Aleksander strinse vagamente la presa che aveva sul braccio di Giorgio, rifiutandosi di accarezzarlo lì, davanti a quella platea, mentre il suo amore sembrava sul punto di scoppiare.
Di rabbia o dalla disperazione era pura speculazione.

<Tu ne sai qualcosa.> commentò Giovanna, scrutando il friulano.
<Non sta a me dire niente.> fu la risposta secca di questo.

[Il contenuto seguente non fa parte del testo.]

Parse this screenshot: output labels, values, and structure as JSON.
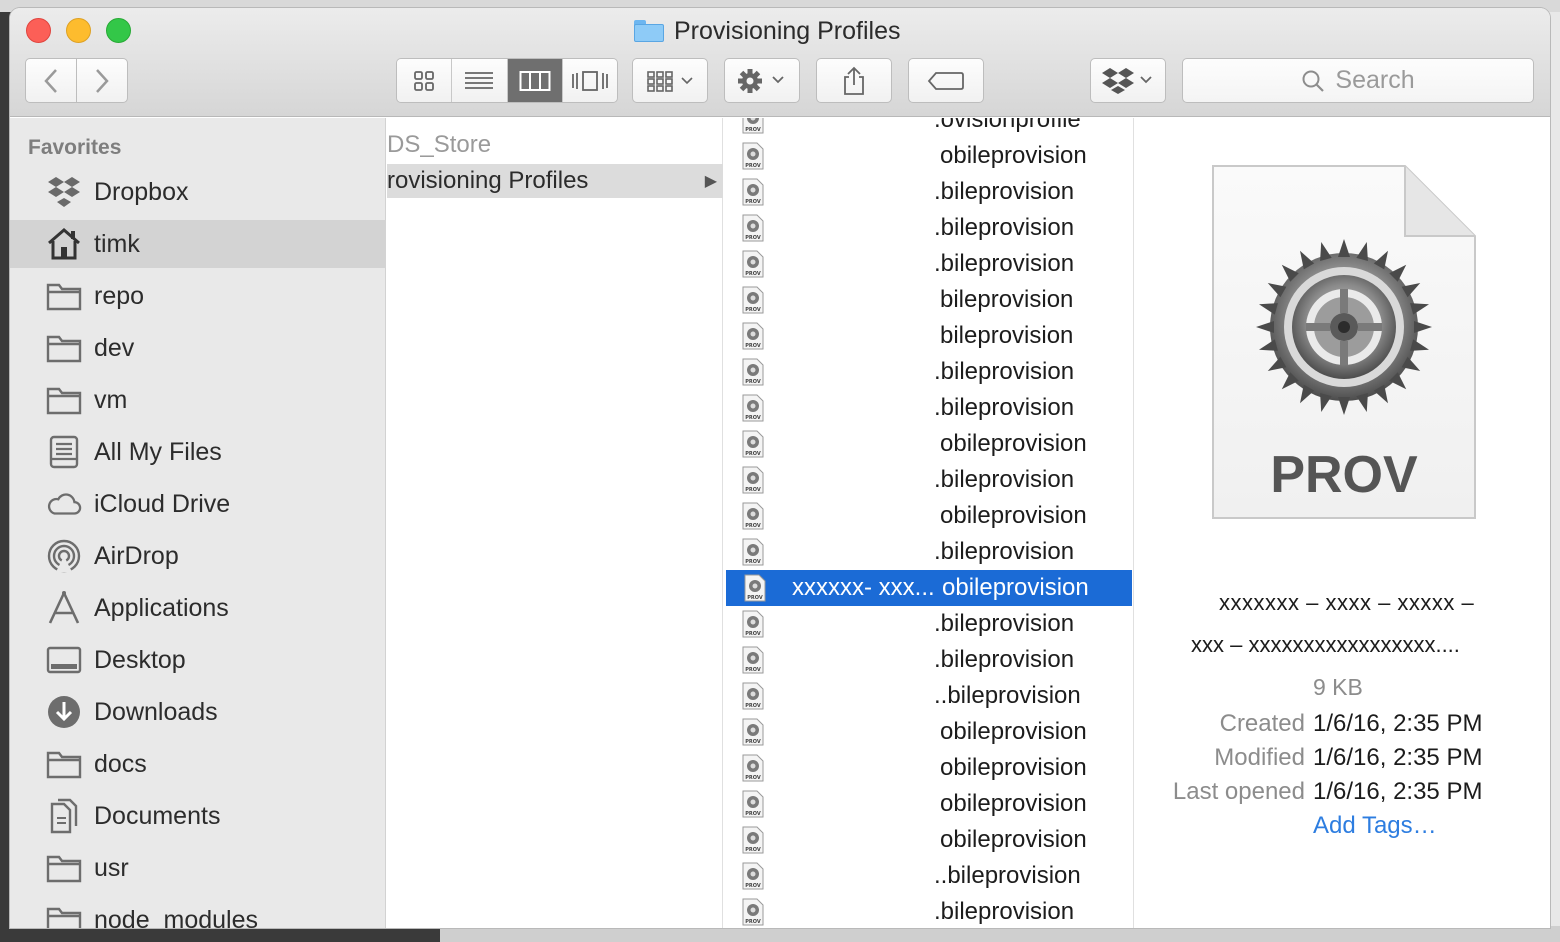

Giorgio si scostò dalla presa di Aleksander e prese un respiro profondo. Che senso aveva nascondersi?
Avrebbe mandato all'aria la sua meticolosa maschera, si sarebbe -distrutto-, se avesse significato salvare Feliciano.
E allora che lo spettacolo vada in scena, ma senza la sua maschera più fidata, più in vista, addirittura ben più del suo caratteraccio.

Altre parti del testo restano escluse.